The author of Hebrews builds a similar argument, showing that by his single sufficient offering, Christ “perfected for all time those who are being sanctified” (Heb. 10:14).

As these New Testament passages model, you want to move your Mormon friends from Christ’s perfection to his sufficiency. As you unfold for them what Christ’s sufficiency looks like, it’ll challenge their entire conception of religion, opening a door for you to ask questions that challenge the essential doctrines of their Mormon faith specifically.

Challenge Mormons’ Conception of the Priesthood

For example, Mormons are rooted to the doctrine of their priesthood, but their understanding of priesthood is fundamentally different from a Christian’s.

Mormons believe there are different levels of priesthood and that at each level God gives spiritual power to worthy males as they come of age in the church. Mormons believe all priesthood was lost after Christ’s apostles died until John the Baptist, Peter, James, and John appeared to Joseph Smith and gave him the keys to priestly authority. This, they believe, is what enabled Joseph Smith to restore the true church.

Drawing from passages like Matthew 16:18–19, you can ground your questions and arguments in Christ’s sufficiency and can confront a Mormon friend’s understanding of the priesthood.
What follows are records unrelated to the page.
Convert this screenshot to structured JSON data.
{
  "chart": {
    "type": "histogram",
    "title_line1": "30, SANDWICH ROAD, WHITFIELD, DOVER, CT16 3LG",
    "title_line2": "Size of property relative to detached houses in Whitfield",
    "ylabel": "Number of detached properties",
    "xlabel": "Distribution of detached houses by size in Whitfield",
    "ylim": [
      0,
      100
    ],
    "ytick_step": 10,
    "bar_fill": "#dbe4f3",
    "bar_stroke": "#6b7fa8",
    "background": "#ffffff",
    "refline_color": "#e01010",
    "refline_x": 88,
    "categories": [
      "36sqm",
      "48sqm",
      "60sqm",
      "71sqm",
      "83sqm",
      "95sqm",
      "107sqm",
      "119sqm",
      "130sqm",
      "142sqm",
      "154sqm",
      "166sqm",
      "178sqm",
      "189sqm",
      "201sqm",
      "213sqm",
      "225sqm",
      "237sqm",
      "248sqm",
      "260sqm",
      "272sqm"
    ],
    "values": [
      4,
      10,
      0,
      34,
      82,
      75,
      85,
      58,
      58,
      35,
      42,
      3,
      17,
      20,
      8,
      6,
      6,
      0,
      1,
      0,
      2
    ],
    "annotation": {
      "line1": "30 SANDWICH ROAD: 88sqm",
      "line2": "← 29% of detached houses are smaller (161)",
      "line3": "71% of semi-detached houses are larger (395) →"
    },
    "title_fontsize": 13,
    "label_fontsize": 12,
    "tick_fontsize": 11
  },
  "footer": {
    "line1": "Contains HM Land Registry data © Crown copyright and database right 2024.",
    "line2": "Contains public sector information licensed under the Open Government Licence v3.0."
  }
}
In this passage, our sufficient Jesus left his authority to Peter with these words: You are Peter, and on this rock I will build my church, and the gates of hell shall not prevail against it.In Greek, Peter’s name is petros, which means “rock” or “stone.”

Later, Peter extends this title to all believers, referring to Christ’s followers as “living stones [who] are being built up as a spiritual house, to be a holy priesthood, to offer spiritual sacrifices acceptable to God through Jesus Christ” (1 Pet. 2:5).

After reading these passages, you might ask your friend how it’s possible, when the sufficient Savior established his priesthood by his eternal authority, that there could be a great apostasy. How can the priesthood be lost when Christ himself says the church will remain and even hell will not prevail against it?

Challenge Mormons’ Conception of Temple Work

Temple work is another practice that’s necessary to the Mormon faith, but it grinds against the doctrine of Christ’s sufficiency. In their temples, Mormons perform sacred ordinances so they can gain greater comfort in eternity. Many Mormons can’t imagine eternity without their families, and so they cling to the work they do in their temples to ensure the exaltation of their earthly families in heaven.

But this flies in the face of the sufficient Savior who tells us the fullness of our joy is founded in him (John 17:13), not in our works. Jesus tells us our true family, the church, is established by faith in him (and his work), not in what we do or have done (Mark 3:31–35; Rom. 8:15; Gal. 3:26–29).

Point your Mormon friends to these Scripture passages and help them see that Mormon doctrine inevitably centers on the self, whereas the Bible centers on the King. Be an evangelist who points away from self to the sufficient King. In this way, you’ll confront the false Mormon religion not merely by arguing each doctrine but by unfolding for your Mormon friends the reality of who Jesus is. Help them to lean into the Bible’s Christ-centered logic, and then by God’s grace, they’ll see the weakness of their own religious system.

By God’s Grace

“How can imperfect people add to what a perfect Christ has done?” Questions like that haunted me even at a time when I was still struggling both intellectually and emotionally to understand orthodox doctrines like the Trinity.

Be an evangelist who points away from self to the sufficient King.

But the more I fell in love with the all-sufficient Savior—the more I saw him and the power of his gospel—the more beautiful his truth became.

When I met the perfect Savior whose sufficiency confronted all I thought I knew about religion, it convicted me to let go of what I’d found convincing before and instead cling to Christ alone.